The Italians first invented pizza roughly 1,000 years ago. We can only assume the first developer meeting was scheduled for ten minutes later. Otherwise, whatever did they need the pizza for?
Now, seriously, it’s fair of you to ask what in the world pizza has to do with AI and digital strategy. A lot more than you might think. Here’s why.
Pizza was one step into the future, a dish that would last a thousand years. AI is another step into the future. Just the far future. In fact, it’s a reality right now. One of my favorite quotes says “The future is already here. It’s just not evenly distributed.” It took centuries for the chewy, wonderful goodness of pizza to make its way around the world. It will take time before AI is “everywhere.” But don’t think it’s not around just because you don’t see it every day.
Google, YouTube, and Facebook use AI in the algorithms that determine which websites, videos, and shares you see on their respective platforms. The Associated Press, Washington Post, and other media outlets routinely use AI to develop content and create rough drafts — and not so rough drafts — of articles for publication. And one of these days, you can bet someone’s going to teach an AI to develop the world’s perfect pizza.
The point is that it’s time for you to start thinking about how you plan to use AI to improve your business. And the best way to do that is to order a couple of pizzas.
Jeff Bezos at Amazon popularized the idea that to get something done effectively and efficiently, think in terms of “one pizza teams” and “two pizza teams.” By which he meant that the best teams — where best is defined by quick and effective — were teams that you could feed with no more than two pizzas. Any more than that and you’ve got too much overhead, too much cross-talk to truly be effective. There’s a bunch of well-understood math that explains why two pizza teams make sense. (BTW, Fred Brooks’ classic project management text, “The Mythical Man-Month: Essays on Software Engineering,” said the same thing almost 45 years ago. He just didn’t use the terms “one pizza team” and two pizza team.” I suspect that Brooks was probably more of a chateaubriand guy than a pizza connoisseur).

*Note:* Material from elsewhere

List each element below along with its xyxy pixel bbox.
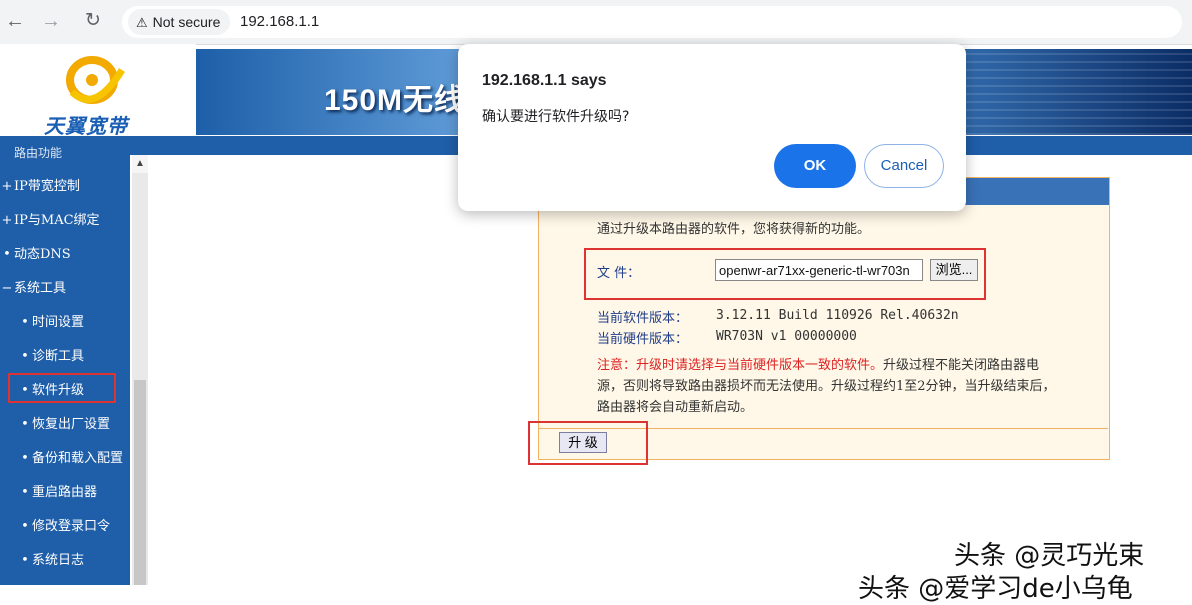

The reason some companies are struggling to figure out where AI fits into their businesses is that they either have too few people working on the problem or — far more likely — too many.
The right way to figure out how AI is going to work for your business is to assign a small group, one that you can feed with a single pizza (or two, tops), to investigate business problems that:
- Have clearly defined outcomes. You know what you want in terms of results. And…
- Currently flummox your organization. Even if you know what you want to accomplish, the issue to date has consistently resisted efforts to automate and improve.
There’s an old joke that claims a camel is nothing more than a horse designed by a committee. Want a better horse? Kill the committee. Focus on the folks who add value and ditch the rest.
If the puzzle you’re trying to solve requires a group larger than a two pizza team, break it into smaller pieces — kind of like “slices” — and assign those to your small, nimble team. When successful companies talk about “agile,” “lean,” or associated methodologies, that’s what they’re doing too.
Artificial intelligence isn’t some magic pixie dust you sprinkle onto existing initiatives in hopes that it will make some spectacular difference. It takes work. That work can be at enabled by focusing your team’s efforts in an effective direction and reducing the friction that frequently limits success. And, of course, fueled by a slice of pepperoni, mushroom, or plain ol’ cheese pizza.
So grab a pizza. Or two. But no more. Then round up a few folks at your company who like pizza and like learning to get started on putting AI to work for your future. Or reach out to us at SoloSegment to talk more.
Happy Pizza Day, everyone!
- Footnote 1. Yes, I’m aware pizza had a number of precursors like flatbreads that probably existed for thousands of years before the date I’m citing above. I’m using Wikipedia’s dating. Go fight with them if that matters to you.
- Footnote to Footnote 1. Also, the stuff we think of as “modern” pizza probably only dates back to the 1800’s before emigrating to New York and New Jersey where we perfected it. [Editor’s note: We also think Chicago deep-dish is pretty delicious.]
- Footnote 2.Though I’d argue that the folks at Razza in Jersey City already have developed the world’s perfect pizza. Fight me.
- Footnote 3. Just please, dear God, no Hawaiian. Yuck. [Editor’s note: Our correspondent could not be more wrong on this one. Who doesn’t like pineapple on pizza?]